Forescout, a prominent company in cybersecurity, recently unveiled significant findings regarding the evolving landscape of enterprise cyber risk. Their analysis reveals a stark shift in vulnerabilities, indicating that network infrastructure has now overtaken traditional endpoints, such as computers, as the most susceptible components within organizational environments. This new perspective emphasizes the pressing need for businesses to reevaluate their cyber risk management strategies.
In the recently published report titled “Riskiest Connected Devices in 2026,” Forescout leveraged insights gleaned from millions of assets analyzed within its Device Cloud. The report underscores a rapid transformation in the threat landscape, particularly from the device standpoint. A striking statistic from the report is that 75% of the device types deemed most risky were not even included in the high-risk category just two years prior, illustrating the speed at which new vulnerabilities and attack surfaces are emerging.
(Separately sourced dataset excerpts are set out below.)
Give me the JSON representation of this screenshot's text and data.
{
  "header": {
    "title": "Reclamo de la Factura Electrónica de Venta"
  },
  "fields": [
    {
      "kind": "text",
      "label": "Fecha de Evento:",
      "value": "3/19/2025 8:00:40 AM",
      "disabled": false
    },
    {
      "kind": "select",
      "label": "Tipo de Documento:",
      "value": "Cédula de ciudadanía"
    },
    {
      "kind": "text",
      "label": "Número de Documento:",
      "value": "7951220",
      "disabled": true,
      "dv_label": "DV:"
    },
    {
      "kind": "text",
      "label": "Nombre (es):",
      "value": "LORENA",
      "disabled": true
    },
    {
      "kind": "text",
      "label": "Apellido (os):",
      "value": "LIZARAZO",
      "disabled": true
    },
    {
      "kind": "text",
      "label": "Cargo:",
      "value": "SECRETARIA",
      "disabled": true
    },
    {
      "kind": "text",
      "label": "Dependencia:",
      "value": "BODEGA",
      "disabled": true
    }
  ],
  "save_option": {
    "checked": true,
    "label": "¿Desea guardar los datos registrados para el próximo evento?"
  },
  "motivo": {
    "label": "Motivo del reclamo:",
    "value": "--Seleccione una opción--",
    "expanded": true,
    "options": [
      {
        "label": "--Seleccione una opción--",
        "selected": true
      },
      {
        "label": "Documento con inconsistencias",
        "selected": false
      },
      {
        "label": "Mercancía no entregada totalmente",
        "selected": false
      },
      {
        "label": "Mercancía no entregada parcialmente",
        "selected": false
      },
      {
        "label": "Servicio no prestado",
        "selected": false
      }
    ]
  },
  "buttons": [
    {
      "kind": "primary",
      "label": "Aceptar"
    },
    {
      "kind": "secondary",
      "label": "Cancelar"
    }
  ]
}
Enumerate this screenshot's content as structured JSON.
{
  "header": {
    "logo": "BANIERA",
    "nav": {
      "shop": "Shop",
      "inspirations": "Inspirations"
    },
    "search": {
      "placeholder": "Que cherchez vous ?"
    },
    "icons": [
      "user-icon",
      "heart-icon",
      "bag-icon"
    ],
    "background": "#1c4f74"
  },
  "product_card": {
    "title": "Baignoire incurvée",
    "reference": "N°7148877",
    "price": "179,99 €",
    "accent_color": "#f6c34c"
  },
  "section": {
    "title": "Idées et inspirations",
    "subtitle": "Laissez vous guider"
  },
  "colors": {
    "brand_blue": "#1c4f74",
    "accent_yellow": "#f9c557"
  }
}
One of the most significant revelations from the report is the ascendance of network infrastructure as the primary risk category. Routers, in particular, have surpassed computers as the leading focal point for vulnerabilities and critical risks. The analysis indicates that approximately one-third of the most pressing vulnerabilities now reside in routers. On average, each router and switch is burdened with nearly 32 vulnerabilities, highlighting the need for organizations to adopt more stringent security measures for these devices.
Additionally, the report has unveiled 11 device types that have made their debut on the high-risk list, including serial-to-IP converters, RFID readers, BACnet routers, and medical image printers. Alarmingly, many of these devices are often situated outside the confines of traditional IT security controls, rendering them challenging to monitor, patch, or even identify. This lack of oversight raises significant concerns regarding their contributions to overall cyber risk.
According to Forescout, this trend is reflective of a broader movement within organizations to deploy increasingly specialized and often unmanaged devices across various environments, including IT, operational technology (OT), Internet of Things (IoT), and Internet of Medical Things (IoMT). Each of these environments presents unique vulnerabilities that can be exploited, creating new entry points for cyber attackers. This reality stresses the importance of adaptive security measures that can address these diverse environments effectively.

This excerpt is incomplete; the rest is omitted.